Transcriptional activity of estrogen receptors ERα and ERβ in the E tC.1 cerebellar granule cell line

Abstract

Estrogen receptors alpha and beta (ERα and ERβ) are expressed in the cerebellum throughout development and in the adult suggesting an important role of 17-β-estradiol (E2) in this brain structure. In the present study, we have characterized the functionality of estrogen receptors (ERs) expressed in the immature cerebellar granule cell line E tC.1 by transfecting such cells with a luciferase reporter gene (ERE-Luc) coupled to an estrogen response element promoter. The induction of luciferase activity in E tC.1 cells by E2 and ER-subtype selective agonists was compared in normal cells and in cells overexpressing human ERα or ERβ (hERα or hERβ). E2-mediated transcription of the reporter gene was blocked by the ER antagonist ICI 182,780 (ICI), demonstrating the presence of functional native ERs. The selective agonist for ERα (PPT) showed a reduced response in luciferase induction compared to E2. Moreover, the ERβ agonist (DPN) was unable to induce luciferase activity. E2-induced ERE-Luc transcription was not increased by overexpression of hERα. In contrast, hERβ overexpression reduced the efficacy of E2 and abolished ERα-selective agonist activity.

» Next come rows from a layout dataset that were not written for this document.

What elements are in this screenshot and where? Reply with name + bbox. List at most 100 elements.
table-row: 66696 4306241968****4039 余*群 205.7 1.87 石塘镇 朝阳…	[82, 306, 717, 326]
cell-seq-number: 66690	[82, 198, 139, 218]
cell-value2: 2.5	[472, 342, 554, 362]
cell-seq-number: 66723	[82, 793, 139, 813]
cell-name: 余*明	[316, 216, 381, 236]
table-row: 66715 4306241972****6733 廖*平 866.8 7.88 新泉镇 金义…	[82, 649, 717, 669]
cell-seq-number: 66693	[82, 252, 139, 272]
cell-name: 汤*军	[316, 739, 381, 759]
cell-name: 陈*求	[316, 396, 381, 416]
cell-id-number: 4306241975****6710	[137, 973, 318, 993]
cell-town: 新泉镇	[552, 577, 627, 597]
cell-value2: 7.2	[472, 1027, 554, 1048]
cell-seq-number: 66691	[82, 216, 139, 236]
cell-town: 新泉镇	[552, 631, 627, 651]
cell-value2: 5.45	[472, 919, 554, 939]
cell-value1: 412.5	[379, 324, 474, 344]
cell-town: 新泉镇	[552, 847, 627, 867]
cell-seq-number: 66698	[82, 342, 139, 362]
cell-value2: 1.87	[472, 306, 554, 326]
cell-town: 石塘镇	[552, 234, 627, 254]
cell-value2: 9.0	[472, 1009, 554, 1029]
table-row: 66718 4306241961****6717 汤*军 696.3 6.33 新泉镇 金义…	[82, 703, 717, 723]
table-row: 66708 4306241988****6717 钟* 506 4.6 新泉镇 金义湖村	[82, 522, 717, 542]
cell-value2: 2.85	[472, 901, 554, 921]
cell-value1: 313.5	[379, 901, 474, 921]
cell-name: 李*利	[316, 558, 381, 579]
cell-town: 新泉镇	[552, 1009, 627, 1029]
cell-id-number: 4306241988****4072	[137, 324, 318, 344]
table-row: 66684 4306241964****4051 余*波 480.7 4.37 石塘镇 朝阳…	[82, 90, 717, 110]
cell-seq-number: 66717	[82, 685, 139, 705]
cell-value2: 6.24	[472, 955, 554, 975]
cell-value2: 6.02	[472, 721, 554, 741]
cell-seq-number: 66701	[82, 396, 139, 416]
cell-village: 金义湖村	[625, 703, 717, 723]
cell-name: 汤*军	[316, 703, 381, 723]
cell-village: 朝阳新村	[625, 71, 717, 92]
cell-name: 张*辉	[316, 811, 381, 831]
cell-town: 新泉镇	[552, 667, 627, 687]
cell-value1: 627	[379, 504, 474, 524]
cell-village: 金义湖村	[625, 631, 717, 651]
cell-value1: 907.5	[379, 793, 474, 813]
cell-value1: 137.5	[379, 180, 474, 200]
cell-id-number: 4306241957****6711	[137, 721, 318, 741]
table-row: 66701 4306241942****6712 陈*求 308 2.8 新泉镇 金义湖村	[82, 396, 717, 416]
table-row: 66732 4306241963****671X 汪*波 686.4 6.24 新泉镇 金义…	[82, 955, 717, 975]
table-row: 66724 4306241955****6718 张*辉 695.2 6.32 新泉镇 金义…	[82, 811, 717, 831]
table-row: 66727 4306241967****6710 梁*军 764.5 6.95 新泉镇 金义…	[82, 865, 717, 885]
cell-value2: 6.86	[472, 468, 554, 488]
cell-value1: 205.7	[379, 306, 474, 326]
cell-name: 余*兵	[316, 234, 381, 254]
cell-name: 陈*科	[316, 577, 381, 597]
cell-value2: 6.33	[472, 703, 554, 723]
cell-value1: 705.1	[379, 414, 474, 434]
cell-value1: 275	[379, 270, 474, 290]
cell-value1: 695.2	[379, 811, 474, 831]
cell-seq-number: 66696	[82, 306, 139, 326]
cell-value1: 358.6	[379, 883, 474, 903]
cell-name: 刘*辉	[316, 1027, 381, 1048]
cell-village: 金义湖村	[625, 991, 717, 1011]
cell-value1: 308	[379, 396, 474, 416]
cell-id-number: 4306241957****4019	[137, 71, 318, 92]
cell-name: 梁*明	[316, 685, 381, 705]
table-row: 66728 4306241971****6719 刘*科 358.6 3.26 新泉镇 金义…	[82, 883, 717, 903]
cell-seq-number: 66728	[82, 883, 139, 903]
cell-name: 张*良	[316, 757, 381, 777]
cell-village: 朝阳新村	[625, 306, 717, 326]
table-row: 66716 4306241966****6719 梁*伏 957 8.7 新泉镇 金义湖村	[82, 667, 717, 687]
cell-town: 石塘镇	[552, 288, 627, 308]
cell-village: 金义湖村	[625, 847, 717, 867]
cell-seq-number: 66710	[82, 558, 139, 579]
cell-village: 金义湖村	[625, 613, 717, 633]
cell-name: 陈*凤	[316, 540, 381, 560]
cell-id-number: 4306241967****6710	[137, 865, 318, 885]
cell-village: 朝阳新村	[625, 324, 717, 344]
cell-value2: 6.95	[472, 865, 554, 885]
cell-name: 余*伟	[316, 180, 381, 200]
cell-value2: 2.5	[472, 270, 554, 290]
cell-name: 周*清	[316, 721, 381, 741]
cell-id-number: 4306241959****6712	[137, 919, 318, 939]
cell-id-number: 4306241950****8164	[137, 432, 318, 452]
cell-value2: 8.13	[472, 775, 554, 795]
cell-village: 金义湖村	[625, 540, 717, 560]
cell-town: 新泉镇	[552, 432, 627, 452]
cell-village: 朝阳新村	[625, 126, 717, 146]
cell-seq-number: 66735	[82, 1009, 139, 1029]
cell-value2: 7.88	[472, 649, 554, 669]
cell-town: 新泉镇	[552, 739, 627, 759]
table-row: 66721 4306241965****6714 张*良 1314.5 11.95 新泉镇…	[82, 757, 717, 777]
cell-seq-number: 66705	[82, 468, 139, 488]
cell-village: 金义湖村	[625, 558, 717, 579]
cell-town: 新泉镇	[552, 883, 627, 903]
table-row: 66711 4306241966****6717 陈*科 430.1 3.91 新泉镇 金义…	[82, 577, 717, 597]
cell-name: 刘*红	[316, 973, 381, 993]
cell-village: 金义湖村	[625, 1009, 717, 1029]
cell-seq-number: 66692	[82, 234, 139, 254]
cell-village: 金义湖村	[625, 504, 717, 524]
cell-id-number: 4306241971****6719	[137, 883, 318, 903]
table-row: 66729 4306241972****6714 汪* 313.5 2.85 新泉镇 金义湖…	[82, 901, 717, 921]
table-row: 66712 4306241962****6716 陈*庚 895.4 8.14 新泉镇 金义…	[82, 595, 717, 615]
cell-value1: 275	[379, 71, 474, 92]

The ERβ-specific agonist did not induce gene reporter activity unless hERβ was overexpressed in the cells, suggesting that the endogenous ERβ in E tC.1 cells is transcriptionally inactive. ICI inhibition of E2 responses was not affected by overexpression of the human ERs. The data suggest that ERα plays a predominant role in E2-mediated transcription in E tC.1 cells. Our data are discussed in view of other reports alluding to the complexity and cell-type specificity of E2-mediated transcription.